Bloomberg wasn’t the only news organization to publish the news that the White was considering such restrictions, which would include a block of all American investment in China. Bloomberg first reported that the Trump administration is considering limits to U.S. investors’ portfolio flows into China, including delisting Chinese companies from U.S. stock exchanges as it looks for more leverage in the ongoing trade war between the world’s two largest economies.
“It was really irresponsible journalism and the problem we have here … these bad stories push out the good,” Navarro said. “And what happens is as soon as Bloomberg puts it out there, there’s pressure from others to put it out there.
“This story was just so full of inaccuracies and in terms of the truth of the matter, what the Treasury said I think was accurate,” Navarro added without saying which parts of the report were inaccurate despite claiming that more than half of it was wrong.
Over the weekend, a Treasury spokeswoman said “the administration is not contemplating blocking Chinese companies from listing shares on the U.S. stock exchanges at this time.”

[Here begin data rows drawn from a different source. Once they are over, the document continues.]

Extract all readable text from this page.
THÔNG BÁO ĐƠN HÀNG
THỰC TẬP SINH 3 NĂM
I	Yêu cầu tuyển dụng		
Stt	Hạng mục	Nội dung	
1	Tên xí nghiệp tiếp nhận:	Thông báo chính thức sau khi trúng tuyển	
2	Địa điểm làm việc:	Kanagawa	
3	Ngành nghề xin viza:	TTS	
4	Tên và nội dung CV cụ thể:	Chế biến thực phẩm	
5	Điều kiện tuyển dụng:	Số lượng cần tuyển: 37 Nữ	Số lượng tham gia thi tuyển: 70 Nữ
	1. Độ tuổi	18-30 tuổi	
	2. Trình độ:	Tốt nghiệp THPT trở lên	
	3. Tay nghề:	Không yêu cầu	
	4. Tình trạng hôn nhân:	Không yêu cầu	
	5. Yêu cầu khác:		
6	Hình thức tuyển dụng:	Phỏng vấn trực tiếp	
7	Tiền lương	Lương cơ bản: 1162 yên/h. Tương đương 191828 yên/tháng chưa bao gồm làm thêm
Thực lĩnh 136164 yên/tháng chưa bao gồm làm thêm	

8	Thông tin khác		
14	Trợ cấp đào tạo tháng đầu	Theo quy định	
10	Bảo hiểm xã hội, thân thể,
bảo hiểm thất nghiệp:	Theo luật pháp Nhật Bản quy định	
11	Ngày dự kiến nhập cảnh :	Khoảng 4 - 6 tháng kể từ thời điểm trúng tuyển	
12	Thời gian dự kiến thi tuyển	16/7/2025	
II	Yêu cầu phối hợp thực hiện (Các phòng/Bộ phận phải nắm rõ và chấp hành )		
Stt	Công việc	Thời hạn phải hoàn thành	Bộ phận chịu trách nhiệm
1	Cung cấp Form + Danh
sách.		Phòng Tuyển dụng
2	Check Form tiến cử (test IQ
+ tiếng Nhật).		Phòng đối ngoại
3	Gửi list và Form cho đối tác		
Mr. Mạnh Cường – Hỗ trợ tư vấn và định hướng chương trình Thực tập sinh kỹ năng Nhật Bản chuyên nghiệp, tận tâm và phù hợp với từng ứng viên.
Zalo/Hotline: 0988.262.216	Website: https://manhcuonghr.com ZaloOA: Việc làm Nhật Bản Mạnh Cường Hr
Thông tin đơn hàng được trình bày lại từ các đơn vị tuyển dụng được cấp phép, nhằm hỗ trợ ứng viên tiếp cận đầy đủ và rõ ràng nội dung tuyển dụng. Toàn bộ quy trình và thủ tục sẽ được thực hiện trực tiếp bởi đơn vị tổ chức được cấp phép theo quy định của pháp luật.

The report comes ahead of the latest round of negotiations between the U.S. and China, which are scheduled to begin Oct. 10 in Washington. The two countries have levied tariffs on billions of dollars of each others’ exports over the past two years, with the U.S. levying 15% tariffs on another round of Chinese imports on Sept. 1 including clothes, tools and electronics. China retaliated with tariffs on American soybeans, crude oil and pharmaceuticals.